La Maison Départementale des Personnes Handicapées ou MDPH est un  service public visant a accueillir, informer, orienter et accompagner les personnes handicapées.

 

Allocation aux adultes handicapés (AAH)

L'allocation aux adultes handicapés (AAH) est une allocation destinée à assurer aux personnes handicapées un minimum de ressources. Pour pouvoir en bénéficier, vous devez remplir un certain nombre de conditions tenant à votre handicap, votre âge, votre lieu de résidence et nationalité ainsi que vos ressources.

Vous devez être atteint d'un taux d'incapacité permanente :

  • d'au moins 80 %

  • ou compris entre 50 et 79 % et avoir une restriction substantielle et durable d'accès à un emploi du fait de votre handicap.

  • vous devez être âgé de plus de 20 ans et l'aide prend fin à partir de l'âge minimum légal de départ à la retraite en cas d'incapacité de 50 % à 79 %. À cet âge, vous basculez dans le régime de retraite pour inaptitude.

  •  

À noter : si vous n'êtes plus à la charge de vos parents pour le bénéfice des prestations familiales, vous pouvez prétendre à l'AAH à partir de 16 ans.

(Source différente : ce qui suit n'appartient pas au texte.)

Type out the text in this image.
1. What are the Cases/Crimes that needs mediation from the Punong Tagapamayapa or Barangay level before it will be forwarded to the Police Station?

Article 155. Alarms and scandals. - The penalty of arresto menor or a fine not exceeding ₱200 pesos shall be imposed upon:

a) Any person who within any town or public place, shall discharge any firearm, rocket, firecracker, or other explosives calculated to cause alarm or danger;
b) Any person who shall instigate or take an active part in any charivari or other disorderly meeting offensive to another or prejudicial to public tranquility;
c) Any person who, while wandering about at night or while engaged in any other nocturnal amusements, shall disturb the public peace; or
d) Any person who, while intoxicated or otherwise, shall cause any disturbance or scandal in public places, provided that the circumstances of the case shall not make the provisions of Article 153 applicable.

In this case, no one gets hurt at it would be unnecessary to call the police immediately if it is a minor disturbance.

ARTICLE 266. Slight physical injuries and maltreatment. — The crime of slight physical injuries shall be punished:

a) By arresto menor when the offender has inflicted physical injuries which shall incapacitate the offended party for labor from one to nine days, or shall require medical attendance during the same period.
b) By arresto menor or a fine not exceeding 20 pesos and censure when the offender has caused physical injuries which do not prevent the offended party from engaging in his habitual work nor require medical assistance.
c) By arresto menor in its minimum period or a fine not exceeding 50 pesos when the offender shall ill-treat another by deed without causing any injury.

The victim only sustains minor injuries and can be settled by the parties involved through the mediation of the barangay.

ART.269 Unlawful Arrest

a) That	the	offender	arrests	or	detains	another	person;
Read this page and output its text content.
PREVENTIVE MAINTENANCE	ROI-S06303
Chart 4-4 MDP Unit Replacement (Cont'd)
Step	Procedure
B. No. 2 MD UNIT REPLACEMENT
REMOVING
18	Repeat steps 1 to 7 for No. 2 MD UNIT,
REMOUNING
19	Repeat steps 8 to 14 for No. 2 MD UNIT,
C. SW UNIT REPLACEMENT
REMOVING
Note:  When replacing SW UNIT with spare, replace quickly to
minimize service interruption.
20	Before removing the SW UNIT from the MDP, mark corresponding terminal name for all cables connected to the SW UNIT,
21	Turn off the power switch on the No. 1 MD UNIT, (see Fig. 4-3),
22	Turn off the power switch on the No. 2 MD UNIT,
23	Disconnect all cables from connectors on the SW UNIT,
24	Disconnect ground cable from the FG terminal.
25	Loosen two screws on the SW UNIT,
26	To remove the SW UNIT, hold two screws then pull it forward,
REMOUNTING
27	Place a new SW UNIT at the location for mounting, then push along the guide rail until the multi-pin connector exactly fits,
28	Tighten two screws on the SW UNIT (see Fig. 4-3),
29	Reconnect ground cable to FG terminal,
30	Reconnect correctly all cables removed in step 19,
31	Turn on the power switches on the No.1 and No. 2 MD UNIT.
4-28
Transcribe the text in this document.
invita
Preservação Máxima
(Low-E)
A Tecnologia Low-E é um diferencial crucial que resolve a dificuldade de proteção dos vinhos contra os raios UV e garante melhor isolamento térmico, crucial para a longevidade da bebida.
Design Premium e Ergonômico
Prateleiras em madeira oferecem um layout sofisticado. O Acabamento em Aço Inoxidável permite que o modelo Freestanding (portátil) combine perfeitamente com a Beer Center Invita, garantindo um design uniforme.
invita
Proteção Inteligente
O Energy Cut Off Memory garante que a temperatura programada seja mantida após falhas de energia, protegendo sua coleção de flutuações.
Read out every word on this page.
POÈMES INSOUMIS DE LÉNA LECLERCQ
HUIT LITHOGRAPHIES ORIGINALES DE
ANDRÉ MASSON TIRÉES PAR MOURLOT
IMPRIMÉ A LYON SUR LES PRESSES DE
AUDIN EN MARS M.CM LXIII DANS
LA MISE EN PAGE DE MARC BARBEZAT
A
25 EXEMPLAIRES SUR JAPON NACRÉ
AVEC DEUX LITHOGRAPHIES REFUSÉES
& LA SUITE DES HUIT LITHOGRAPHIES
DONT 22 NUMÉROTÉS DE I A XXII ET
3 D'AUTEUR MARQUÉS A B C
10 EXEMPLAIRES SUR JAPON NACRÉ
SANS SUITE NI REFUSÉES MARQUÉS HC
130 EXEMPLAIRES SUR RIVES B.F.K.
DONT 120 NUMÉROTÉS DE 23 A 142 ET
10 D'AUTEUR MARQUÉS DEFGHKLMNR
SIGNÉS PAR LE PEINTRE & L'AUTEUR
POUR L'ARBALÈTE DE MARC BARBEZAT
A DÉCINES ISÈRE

En cas d'incapacité d'au moins 80 %, une AAH différentielle, c'est-à-dire une allocation mensuelle réduite, peut vous être versée au-delà de l'âge minimum légal de départ à la retraite en complément d'une retraite.

 

Comment faire la demande ?

La demande d'allocation doit être effectuée à partir du formulaire cerfa n° 13788*01

Lien du formulaire

 

 

Ce formulaire doit être accompagné du certificat médical cerfa n°13878*01 daté de moins de 3 mois.

Lien du formulaire

 

À noter : une procédure de reconnaissance de la qualité de "travailleur handicapé" est systématiquement engagée à l'occasion de l'instruction de toute demande d'attribution ou de renouvellement de l'allocation aux adultes handicapés (AAH).

 

Conditions de ressources

 

Ressources prises en compte

Pour pouvoir bénéficier de l'AAH, vos ressources ainsi que celles de votre conjoint, concubin ou partenaire de Pacs ne doivent pas dépasser un plafond annuel 

 

Les ressources prises en compte pour l'attribution de l'AAH sont l'ensemble des revenus nets catégoriels n-2

 

Complément de ressources à l'allocation aux adultes handicapés (AAH)

Le complément de ressources est une allocation forfaitaire qui s'ajoute à l'allocation aux adultes handicapés (AAH) pour constituer une garantie de ressources dans le but de compenser l'absence durable de revenus d'activité des personnes handicapées dans l'incapacité de travailler.

 Conditions d'attribution

 Pour bénéficier du complément de ressources, l'intéressé doit remplir les conditions suivantes :

  •  percevoir l'allocation aux adultes handicapés à taux normal ou en complément d'une pension d'invalidité, d'une pension de vieillesse ou d'une rente accident du travail,

  • avoir un taux d'incapacité égal ou supérieur à 80 %,

  • avoir une capacité de travail, appréciée par la commission des droits et de l'autonomie des personnes handicapées (CDAPH), inférieure à 5 % du fait du handicap,

  • ne pas avoir perçu de revenu à caractère professionnel depuis un an à la date du dépôt de la demande de complément,

  • disposer d'un logement indépendant. Une personne hébergée par un particulier à son domicile n'est pas considérée disposer d'un logement indépendant, sauf s'il s'agit de son conjoint, de son concubin ou pacsé.

 

Le complément de ressources est versé mensuellement à terme échu, à compter du premier jour du mois civil suivant celui du dépôt de la demande. Il est accordé pour une durée allant de 1 à 5 ans. Cette durée peut être portée dans certains cas à 10 ans.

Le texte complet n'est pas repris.